Постучись кулачком – я открою.

Я тебе открывала всегда.

Я теперь за высокой горою,

За пустыней, за ветром и зноем,

Но тебя не предам никогда...

Твоего я не слышала стона,

Хлеба ты у меня не просил.

Принеси же мне ветку клена

Или просто травинок зеленых,

Как ты прошлой весной приносил.

Принеси же мне горсточку чистой,

Нашей невской студеной воды,

И с головки твоей золотистой

Я кровавые смою следы.

 

Это стихи, обращенные к ребенку, к человеку совершенно конкретному, и удивительно то, что с той же почти интонацией какой-то глубокой любви, нежности, сочувствия бесконечного она обращается – кто бы мог подумать – к статуям мраморным из Летнего сада:

Ноченька!

В звездном твоем покрывале,

В траурных маках, с бессонной совой...

Доченька!

Как мы тебя укрывали

Свежей садовой землей.

Пусты теперь Дионисовы чаши,

Заплаканы взоры любви...

Это проходят над городом нашим

Страшные сестры твои.

 

Вот стихи, которые совершенно не могут оставить никого равнодушными.

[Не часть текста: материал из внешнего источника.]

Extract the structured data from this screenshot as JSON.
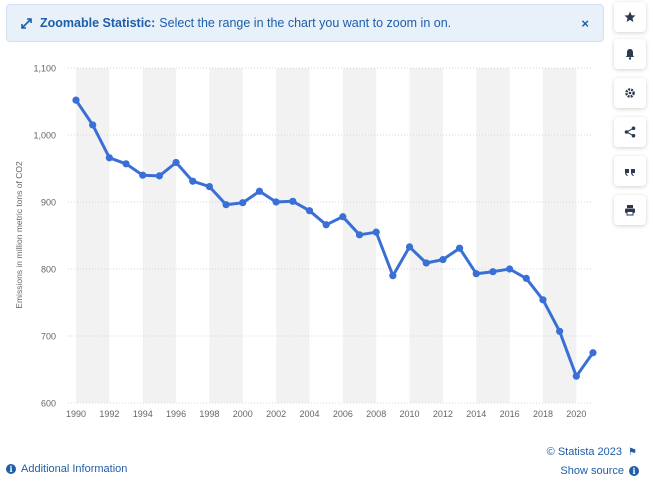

И посмотрите, опять тот самый момент: как нам построить историю города, историю страны? На соотнесении личного опыта и опыта социального, гражданского, общественного, потому что тот, кто оплакивал ребенка, тот может оплакивать и скульптуру из Летнего сада, и весь этот город, который из камня. Это камень, ну, чего тут плакать? Но оказывается, что можно, потому что среди этих мраморных скульптур гуляли целые поколения наших предков, поэтому, если они будут разрушены, то будет разрушена и оскорблена память тех людей, которым мы обязаны.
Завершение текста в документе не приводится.